Cinque cause dello scoppio della Prima guerra mondiale

Scopriamo le cause dello scoppio della Prima Guerra Mondiale che portò tanti soldati in trincea

In questi anni in tutta Europa si sono svolte varie celebrazioni per ricordare il centenario della Grande Guerra. E queste manifestazioni sono state, in parte, anche l’occasione per studiare nuovamente le cause dello scoppio della Prima guerra mondiale, i motivi cioè che portarono a quella immane tragedia.

Come certamente saprete, tra il 1914 e il 1918 il vecchio continente e alcuni paesi extraeuropei si videro infatti coinvolti nel più grande conflitto che si fosse combattuto fino ad allora. Un conflitto da quasi 18 milioni di morti e dispersi tra i combattenti e più di 24 milioni di perdite effettive, considerando anche i civili.
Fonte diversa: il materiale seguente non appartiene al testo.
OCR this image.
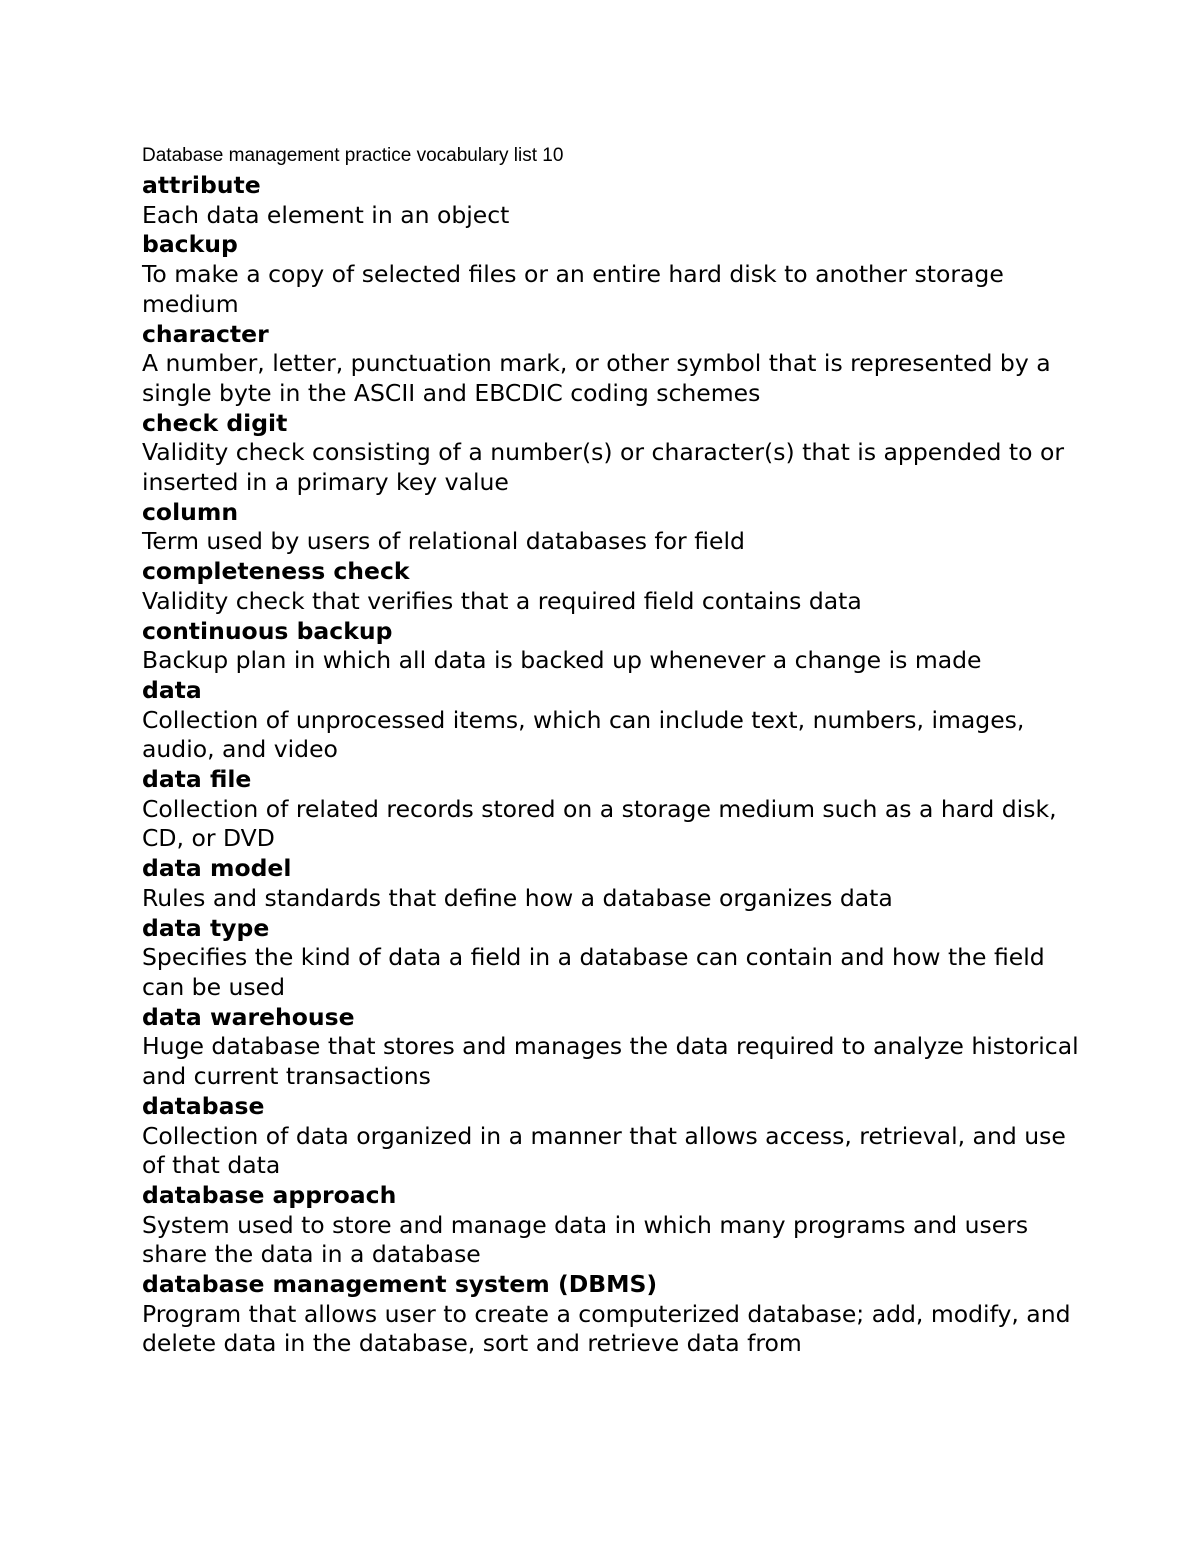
Database management practice vocabulary list 10
attribute
Each data element in an object
backup
To make a copy of selected files or an entire hard disk to another storage medium
character
A number, letter, punctuation mark, or other symbol that is represented by a single byte in the ASCII and EBCDIC coding schemes
check digit
Validity check consisting of a number(s) or character(s) that is appended to or inserted in a primary key value
column
Term used by users of relational databases for field
completeness check
Validity check that verifies that a required field contains data
continuous backup
Backup plan in which all data is backed up whenever a change is made
data
Collection of unprocessed items, which can include text, numbers, images, audio, and video
data file
Collection of related records stored on a storage medium such as a hard disk, CD, or DVD
data model
Rules and standards that define how a database organizes data
data type
Specifies the kind of data a field in a database can contain and how the field can be used
data warehouse
Huge database that stores and manages the data required to analyze historical and current transactions
database
Collection of data organized in a manner that allows access, retrieval, and use of that data
database approach
System used to store and manage data in which many programs and users share the data in a database
database management system (DBMS)
Program that allows user to create a computerized database; add, modify, and delete data in the database, sort and retrieve data from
Cosa portò a tutti quei morti?

Cifre spaventose, che furono purtroppo superate poco più di vent’anni dopo dallo scoppio della Seconda guerra mondiale. Ma quali furono le cause che portarono al primo conflitto mondiale, che aprirono la porta a quella che è stata chiamata anche la Grande guerra civile europea?

Vediamole una ad una, cercando di fare chiarezza tra i ricordi scolastici, magari un po’ annebbiati, che ognuno di noi ha.

 

1. L’assassinio dell’arciduca Francesco Ferdinando

Il casus belli, il motivo scatenante del conflitto fu l’assassinio dell’arciduca Francesco Ferdinando. Il nobile austriaco, erede al trono di Vienna, il 28 giugno 1914 era infatti in visita alla città bosniaca assieme alla moglie Sofia.

Una visita che cadeva in un giorno non casuale: in quella data si celebrava il loro anniversario di nozze, e l’erede al trono voleva celebrarlo con una visita ufficiale. Visita che non gli era possibile effettuare in altre parti dell’impero, visto che la scelta di un matrimonio morganatico [1] gli aveva inviso le simpatie della vecchia nobiltà.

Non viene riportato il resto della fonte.